According to the same report, publicly visible TikTok user data shows that US users’ interest in the Palestinian cause is overwhelming, although pro-Israel content is also popular on the site.
In the 30 days leading up to November 8, around 6 thousand posts with 55 million views used the hashtag #standwithisrael, while around 13 thousand posts with 37 million views used #standwithpalestine.
Globally, pro-Palestinian content dominates with #freepalestine and #standwithpalestine gaining 11 billion and one billion views respectively.
“TikTok needs to get more serious about content moderation,” Darrell West, a senior researcher at the Center for the Study of Technology Governance at the Brookings Institution, told Al Jazeera.
“Disinformation is spread through videos on their platforms and increases public tension on all sides regarding this issue. Human moderators are needed who check the authenticity of the videos and ensure lies are not spread,” he continued.
In the US, the trend towards pro-Palestinian content appears to reflect a generational shift that has occurred long before the Israel-Hamas war.
In a survey conducted by Pew Research in 2022, 61 percent of Americans aged 18-29 said they viewed Palestinians “very well” or “fairly well,” compared to the national average of 52 percent.
When asked the same question about Israelis, 56 percent of the 18 to 29 year old age group said they viewed them “favorably” compared to an average of 67 percent.
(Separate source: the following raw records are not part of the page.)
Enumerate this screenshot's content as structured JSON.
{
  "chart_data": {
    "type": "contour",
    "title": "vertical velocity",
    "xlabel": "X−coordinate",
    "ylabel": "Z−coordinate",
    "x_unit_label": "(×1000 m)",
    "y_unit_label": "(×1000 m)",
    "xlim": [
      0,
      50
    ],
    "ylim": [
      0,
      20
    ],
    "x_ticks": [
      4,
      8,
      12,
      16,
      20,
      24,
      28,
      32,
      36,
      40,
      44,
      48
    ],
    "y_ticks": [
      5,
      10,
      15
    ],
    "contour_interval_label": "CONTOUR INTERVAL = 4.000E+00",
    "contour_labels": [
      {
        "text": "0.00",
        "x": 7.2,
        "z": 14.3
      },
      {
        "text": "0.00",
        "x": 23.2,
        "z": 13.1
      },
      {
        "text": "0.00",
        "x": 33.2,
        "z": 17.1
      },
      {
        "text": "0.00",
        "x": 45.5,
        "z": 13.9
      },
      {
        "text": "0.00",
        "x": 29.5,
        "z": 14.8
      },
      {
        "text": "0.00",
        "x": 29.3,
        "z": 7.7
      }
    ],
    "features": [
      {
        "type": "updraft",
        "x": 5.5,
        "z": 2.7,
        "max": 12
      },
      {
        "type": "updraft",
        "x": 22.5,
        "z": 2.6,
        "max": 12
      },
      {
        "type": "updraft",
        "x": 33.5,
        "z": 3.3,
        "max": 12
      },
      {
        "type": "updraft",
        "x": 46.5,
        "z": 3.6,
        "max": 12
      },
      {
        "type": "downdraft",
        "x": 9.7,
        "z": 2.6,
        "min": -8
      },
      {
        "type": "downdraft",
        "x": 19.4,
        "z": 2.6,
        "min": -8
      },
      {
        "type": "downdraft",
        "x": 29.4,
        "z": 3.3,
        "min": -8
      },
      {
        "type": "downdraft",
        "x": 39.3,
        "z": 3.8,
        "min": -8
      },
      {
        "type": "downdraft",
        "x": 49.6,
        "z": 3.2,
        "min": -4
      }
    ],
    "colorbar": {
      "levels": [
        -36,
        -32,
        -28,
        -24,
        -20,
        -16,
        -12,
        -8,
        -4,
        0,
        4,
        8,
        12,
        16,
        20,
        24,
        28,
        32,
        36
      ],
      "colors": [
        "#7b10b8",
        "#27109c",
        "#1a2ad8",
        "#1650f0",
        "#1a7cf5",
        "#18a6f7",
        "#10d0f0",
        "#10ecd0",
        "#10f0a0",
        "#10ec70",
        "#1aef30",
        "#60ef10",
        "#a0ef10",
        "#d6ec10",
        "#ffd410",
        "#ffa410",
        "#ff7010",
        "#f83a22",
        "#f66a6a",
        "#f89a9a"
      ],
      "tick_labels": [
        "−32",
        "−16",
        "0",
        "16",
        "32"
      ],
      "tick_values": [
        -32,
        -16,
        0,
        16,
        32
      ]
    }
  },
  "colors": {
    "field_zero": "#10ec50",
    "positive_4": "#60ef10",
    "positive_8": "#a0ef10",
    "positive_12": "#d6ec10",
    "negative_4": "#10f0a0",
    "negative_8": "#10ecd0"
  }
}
The deputy national director of the Council on American-Islamic Relations, Edward Ahmed Mitchell, said concerns about TikTok were legitimate. However, the prominence of pro-Palestinian content on the platform is not among them.
“It would be hypocritical for politicians to want to limit access to social media platforms because they dare allow people to freely express their support for Palestinian human rights in a way that other social media platforms do not,” Mitchell told Al Jazeera.
“In many cases, young people have also gotten to know the world and receive their news directly through social media, not through the filter of mainstream media,” he added.
“Therefore, if there is a younger generation who has grown up for 10 years and learned about Palestine directly from the victims of these continuous human rights violations, then it is not surprising that people will be more sympathetic to the Palestinian people,” concluded Mitchell.